Is the reality meeting up with the hype in 3G?

There are some services that are starting to provide revenues. But there will be a new technological jump, to 4G. It’s like looking backward in the history of narrowband. When we had narrowband, there were no transactions, little traffic. It’s the same in mobile: At 300 kilobits, you do a little, but you do something. With 4G, one-megabit speeds will be ready. We believe that 3G and 4G represent the future. We are totally dedicated to this competition.

Providing both fixed and mobile services is the big bet behind the integration with TIM. Can you point to anything so far that shows that this is the right bet?

New platforms are able to deliver any kind of service on both fixed and mobile in a seamless way, which reduces drastically the cost. Then there are new products. We can sell through our sales forces, both fixed and mobile, a larger number of PC cards, new mobile phones, new fixed-line phones. We are very successful with Aladino, which is a handset like the mobile one. Then there will be the dual play and the triple play: We will watch TV on digital terrestrial television and also on the mobile with very high quality, thanks to DVB-H [digital video broadcasting-handheld] technology.

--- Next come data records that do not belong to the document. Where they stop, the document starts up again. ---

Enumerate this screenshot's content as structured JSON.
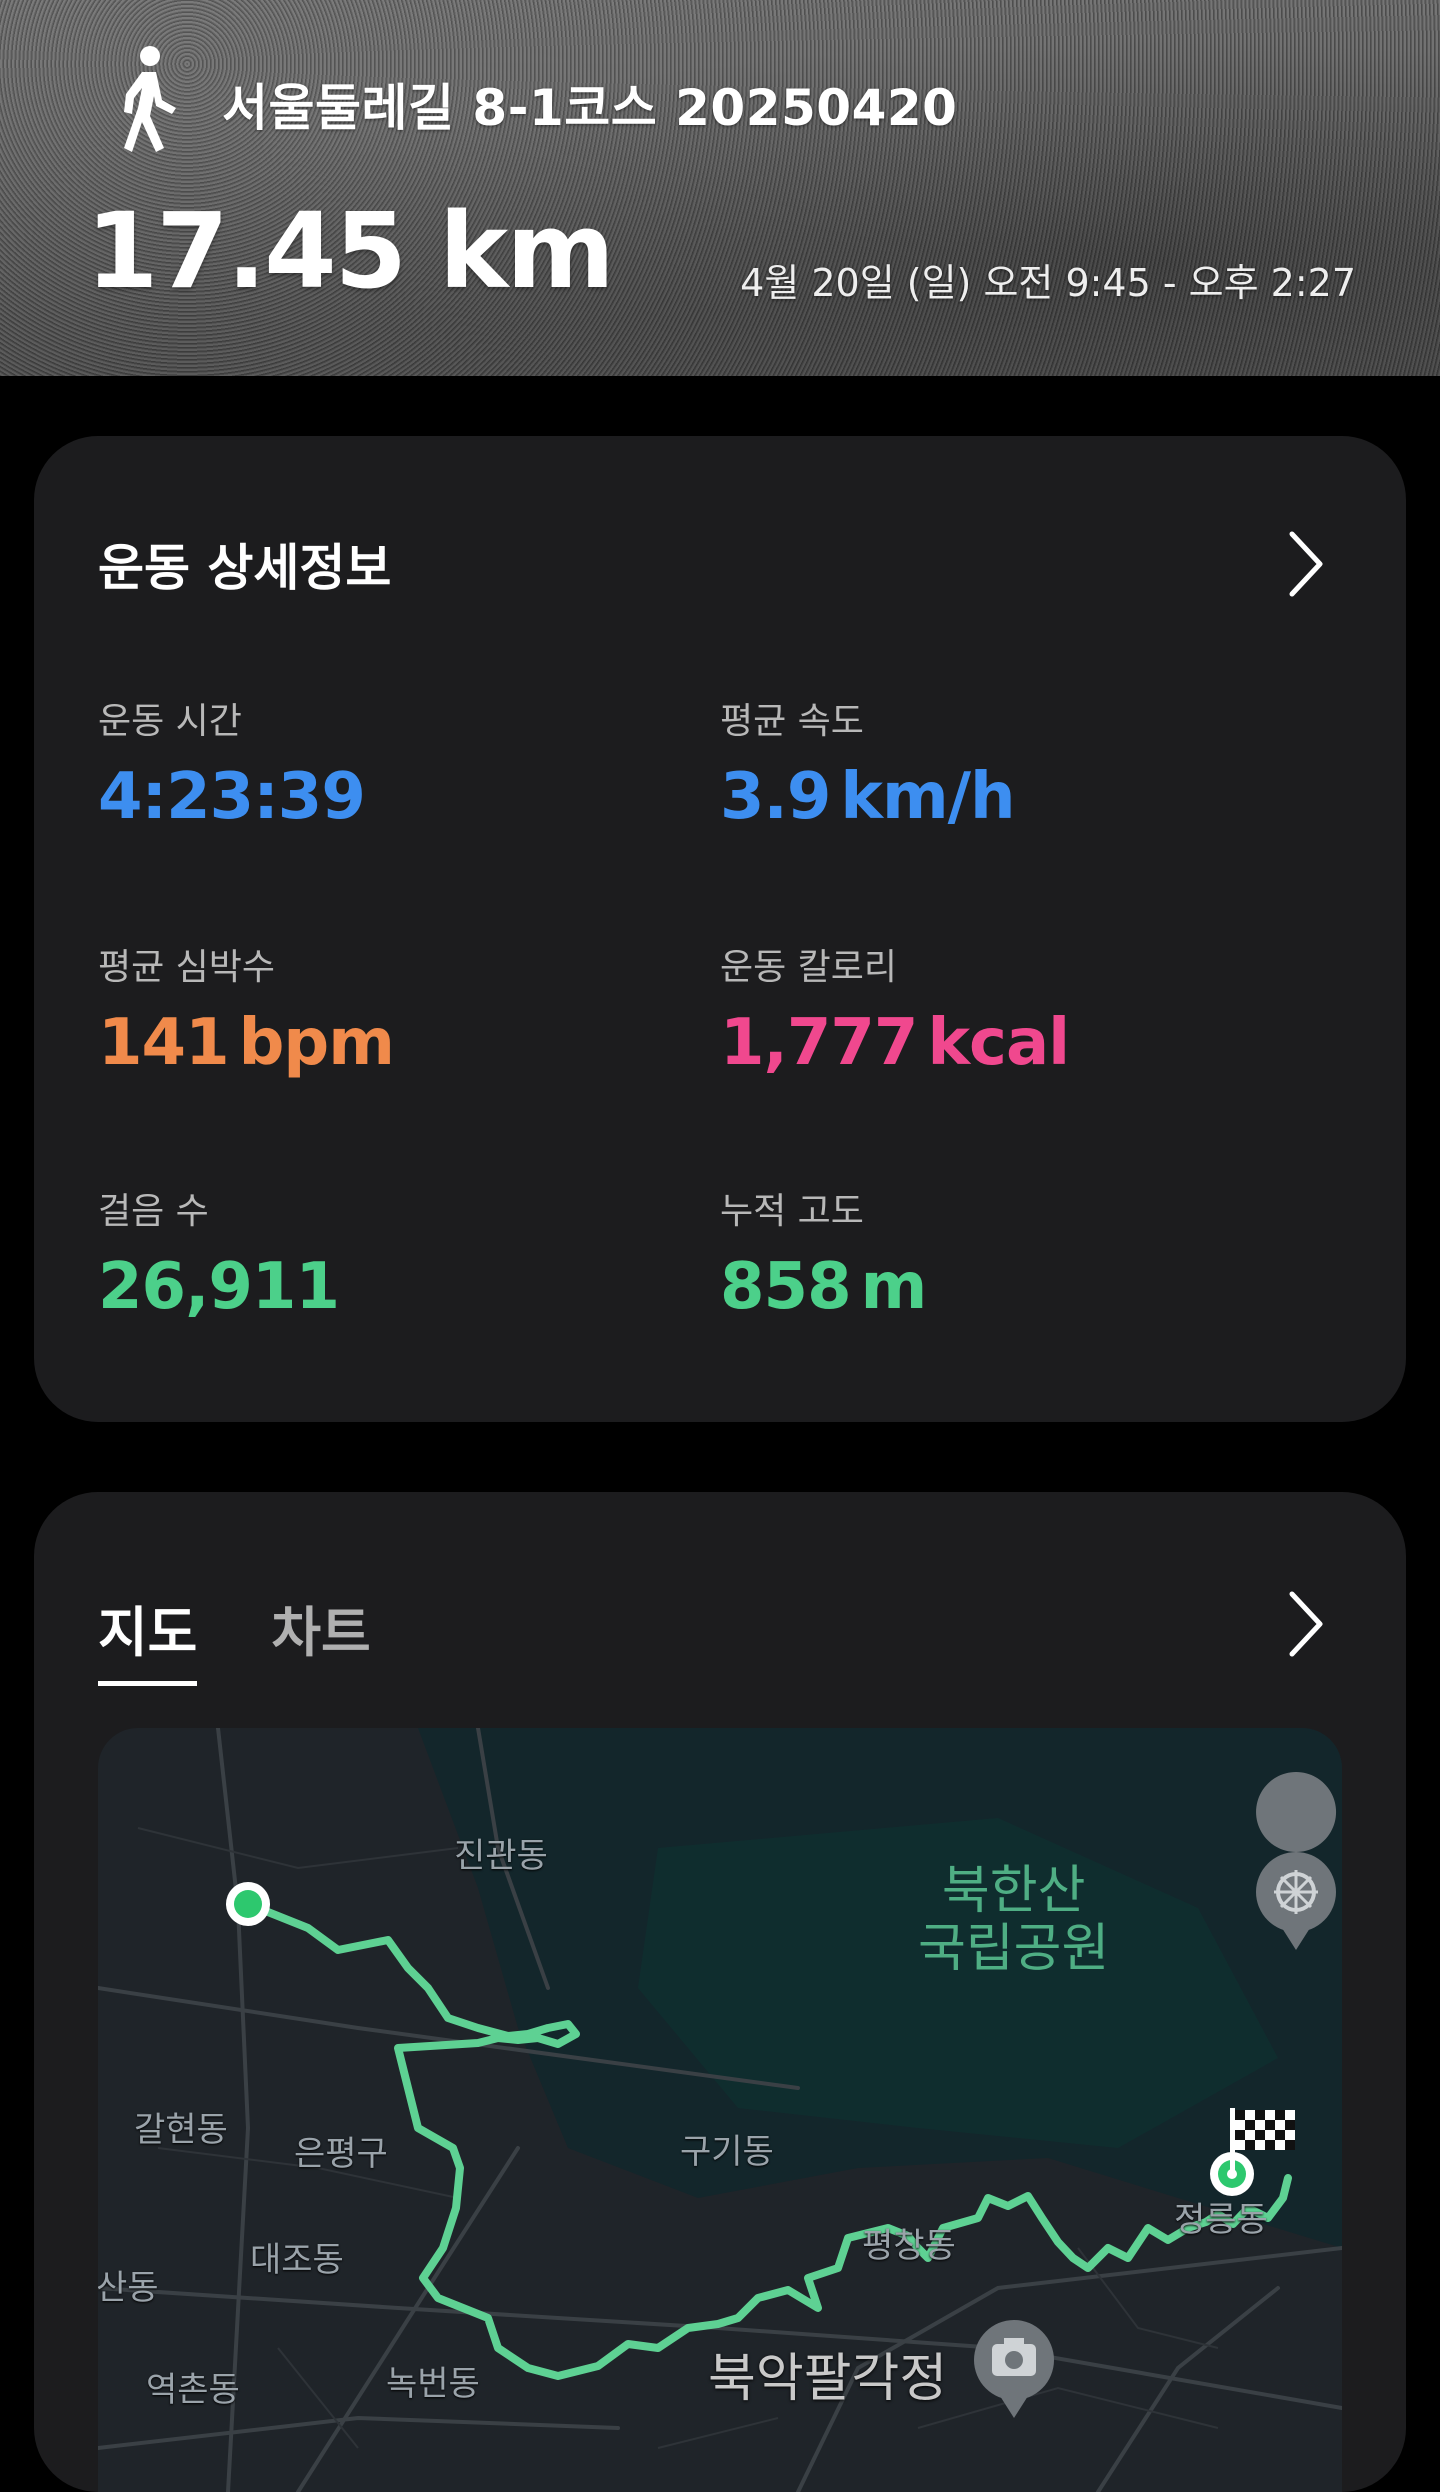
{
  "header": {
    "activity_icon": "walking-person-icon",
    "title": "서울둘레길 8-1코스 20250420",
    "distance": "17.45 km",
    "time_range": "4월 20일 (일) 오전 9:45 - 오후 2:27"
  },
  "details": {
    "title": "운동 상세정보",
    "stats": [
      {
        "label": "운동 시간",
        "value": "4:23:39",
        "unit": "",
        "color": "#3d8ef0"
      },
      {
        "label": "평균 속도",
        "value": "3.9",
        "unit": "km/h",
        "color": "#3d8ef0"
      },
      {
        "label": "평균 심박수",
        "value": "141",
        "unit": "bpm",
        "color": "#f08a4b"
      },
      {
        "label": "운동 칼로리",
        "value": "1,777",
        "unit": "kcal",
        "color": "#f0488e"
      },
      {
        "label": "걸음 수",
        "value": "26,911",
        "unit": "",
        "color": "#4cd08a"
      },
      {
        "label": "누적 고도",
        "value": "858",
        "unit": "m",
        "color": "#4cd08a"
      }
    ]
  },
  "map_card": {
    "tabs": [
      {
        "label": "지도",
        "active": true
      },
      {
        "label": "차트",
        "active": false
      }
    ],
    "map": {
      "park_line1": "북한산",
      "park_line2": "국립공원",
      "places": [
        "진관동",
        "갈현동",
        "은평구",
        "구기동",
        "대조동",
        "평창동",
        "정릉동",
        "산동",
        "역촌동",
        "녹번동"
      ],
      "poi": "북악팔각정",
      "route_color": "#5ed193"
    }
  },
  "colors": {
    "card_bg": "#1c1c1e",
    "page_bg": "#000000"
  }
}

We can create a channel that is open to anybody that can deliver high-quality services and make transactions with fixed and mobile handsets. Having a single network doing it creates quite a competitive advantage. And we can duplicate this in other countries.

What is the outlook for the erosion of fixed-line traffic?

It’s a steady erosion of traffic that is more than compensated for by the new products we sell. We are the only company growing top line in the wireline business, thanks to the portal we have and thanks to the launch of these new services and thanks to the growth of broadband. We are continuously growing in broadband.

When we talk about convergence, sometimes we make the mistake of saying there will be convergence between content and telco, which is wrong. The telecom company is no longer a voice company. It’s a high-tech channel for the distribution of content that has to be open to any new content that makes it easy to make transactions, both for people and for companies. That is true both for fixed and mobile.

We’ve seen in a number of markets, particularly the U.S., that competing technologies are putting a lot of pressure on broadband prices sooner than expected. Does that pose a threat to your model?

No. Our competitors would like to leave prices where they are. We are the ones who are leading the price reduction, because we want to play on content that comes from the outside. We want to give broadband to all the country. For us, the larger the market is, the more transactions will be made and the more the revenue stream will be visible. That’s why VoIP [voice over Internet protocol] is not an issue.

International has been a big driver of growth in recent quarters. How are you going to maintain that growth rate?

I think in the broadband service France and Germany are showing very interesting results. We have more than 1 million customers, and we are growing faster than anybody else. In Brazil, TIM has been growing fast and will continue to grow. We have to be careful to keep our eye on the market. Thanks to the GSM [global system for mobile communications] standard, we are doing well. In Turkey we partner with Oger Telecom in the mobile business. And we are looking for other opportunities.

The Italian economy has been moribund for a number of years. Do you see any prospect for an improvement in the business climate?

The only prospect I can see is for each single company to do its own job properly. We try to do our own job inside the telecom group. There are some signs in the last budget of attention to the priority of the economy and cost reduction for companies, which is the beginning of something. We hope they will continue to pay attention to the competitiveness of the country. We have lost competitiveness -- that is a fact. It is due to the high level of fiscal costs we have, the low level of productivity and the burden of a complex and costly bureaucratic system. And we have to rebuild confidence. We need leadership able to act in a way that people understand is the right direction. This is not yet the case, but we hope it will be so.